Cowards, by Glenn Beck
Glenn has a sixth sense for predicting just what the country needs and then delivering it to them. His books are always packed with fantastic information, but they’re also accessible and often written with a great sense of humor. In Cowards, Glenn deftly lays out 13 critical subjects that politicians, radicals, and the media do not want us looking into. It is one of my top summer must-reads.

What the (Bleep) Just Happened?: The Happy Warrior’s Guide to the Great American Comeback, by Monica Crowley
Another top summer must-read is Monica Crowley’s latest. I love her on Fox and bought her new book the minute it came out. Monica is another author with a terrific sense of humor and she had me laughing from page one. Not only did she get me laughing, she also got me excited. America is on the verge of a magnificent, conservative-led comeback, and if you want to know how to help make that happen, you need to read this outstanding book.

The Great Destroyer, by David Limbaugh
I had the honor and the pleasure of reading a galley copy of David’s book before it went to press. Repeatedly, my jaw dropped as I uttered the words, “My God . . . ” I was stunned as David meticulously used Barack Obama’s own words and actions to build an airtight case against one of the greatest threats our republic has ever seen. This is not only a must-read, it’s a must-read before the election.

The Tyranny of Clichés: How Liberals Cheat in the War of Ideas, by Jonah Goldberg
I have long held that leftism can only succeed in the free marketplace of ideas if it is dressed up and sold as something completely different than what it is. You can imagine what a thrill it was when Jonah gave me a sneak peek at his manuscript, which was devoted to that exact premise.

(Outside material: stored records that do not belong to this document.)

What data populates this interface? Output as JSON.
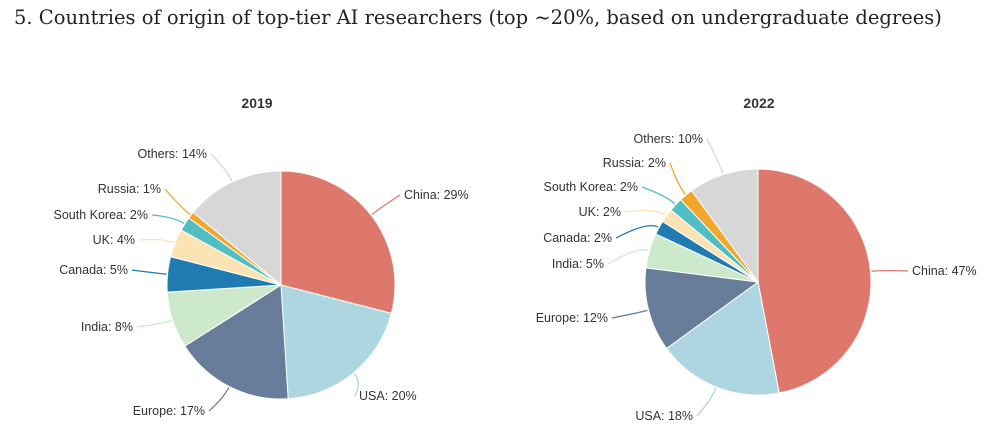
{
  "page": {
    "title": "5. Countries of origin of top-tier AI researchers (top ~20%, based on undergraduate degrees)"
  },
  "chart_data": [
    {
      "type": "pie",
      "title": "2019",
      "start": "12 o'clock",
      "direction": "clockwise",
      "slices": [
        {
          "name": "China",
          "label": "China: 29%",
          "value": 29,
          "color": "#de786c"
        },
        {
          "name": "USA",
          "label": "USA: 20%",
          "value": 20,
          "color": "#aed6e0"
        },
        {
          "name": "Europe",
          "label": "Europe: 17%",
          "value": 17,
          "color": "#687d99"
        },
        {
          "name": "India",
          "label": "India: 8%",
          "value": 8,
          "color": "#cde9cc"
        },
        {
          "name": "Canada",
          "label": "Canada: 5%",
          "value": 5,
          "color": "#1f7bb0"
        },
        {
          "name": "UK",
          "label": "UK: 4%",
          "value": 4,
          "color": "#fbe3b4"
        },
        {
          "name": "South Korea",
          "label": "South Korea: 2%",
          "value": 2,
          "color": "#4fbfc3"
        },
        {
          "name": "Russia",
          "label": "Russia: 1%",
          "value": 1,
          "color": "#f3a62e"
        },
        {
          "name": "Others",
          "label": "Others: 14%",
          "value": 14,
          "color": "#d7d7d7"
        }
      ]
    },
    {
      "type": "pie",
      "title": "2022",
      "start": "12 o'clock",
      "direction": "clockwise",
      "slices": [
        {
          "name": "China",
          "label": "China: 47%",
          "value": 47,
          "color": "#de786c"
        },
        {
          "name": "USA",
          "label": "USA: 18%",
          "value": 18,
          "color": "#aed6e0"
        },
        {
          "name": "Europe",
          "label": "Europe: 12%",
          "value": 12,
          "color": "#687d99"
        },
        {
          "name": "India",
          "label": "India: 5%",
          "value": 5,
          "color": "#cde9cc"
        },
        {
          "name": "Canada",
          "label": "Canada: 2%",
          "value": 2,
          "color": "#1f7bb0"
        },
        {
          "name": "UK",
          "label": "UK: 2%",
          "value": 2,
          "color": "#fbe3b4"
        },
        {
          "name": "South Korea",
          "label": "South Korea: 2%",
          "value": 2,
          "color": "#4fbfc3"
        },
        {
          "name": "Russia",
          "label": "Russia: 2%",
          "value": 2,
          "color": "#f3a62e"
        },
        {
          "name": "Others",
          "label": "Others: 10%",
          "value": 10,
          "color": "#d7d7d7"
        }
      ]
    }
  ]
}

I love how he brilliantly dismantles the clichés used by the Left to sell its lousy bill of goods and, what’s more, how he courageously calls them out to fight in the bright light of day.    

One Second After, by William Forstchen
No summer reading list would be complete without some fantastic fiction. One Second After is one of the absolute best thrillers I have read in the last 20 years. I simply cannot say enough good things about this gripping novel. A solo effort by Newt Gingrich’s writing partner, One Second After begins as an electromagnetic pulse is detonated above America, the lights go out, and life as we know it is changed forever. If you love reading great thrillers, you have to get this book.

— Brad Thor is the #1 New York Times bestselling author of Black List (July 24).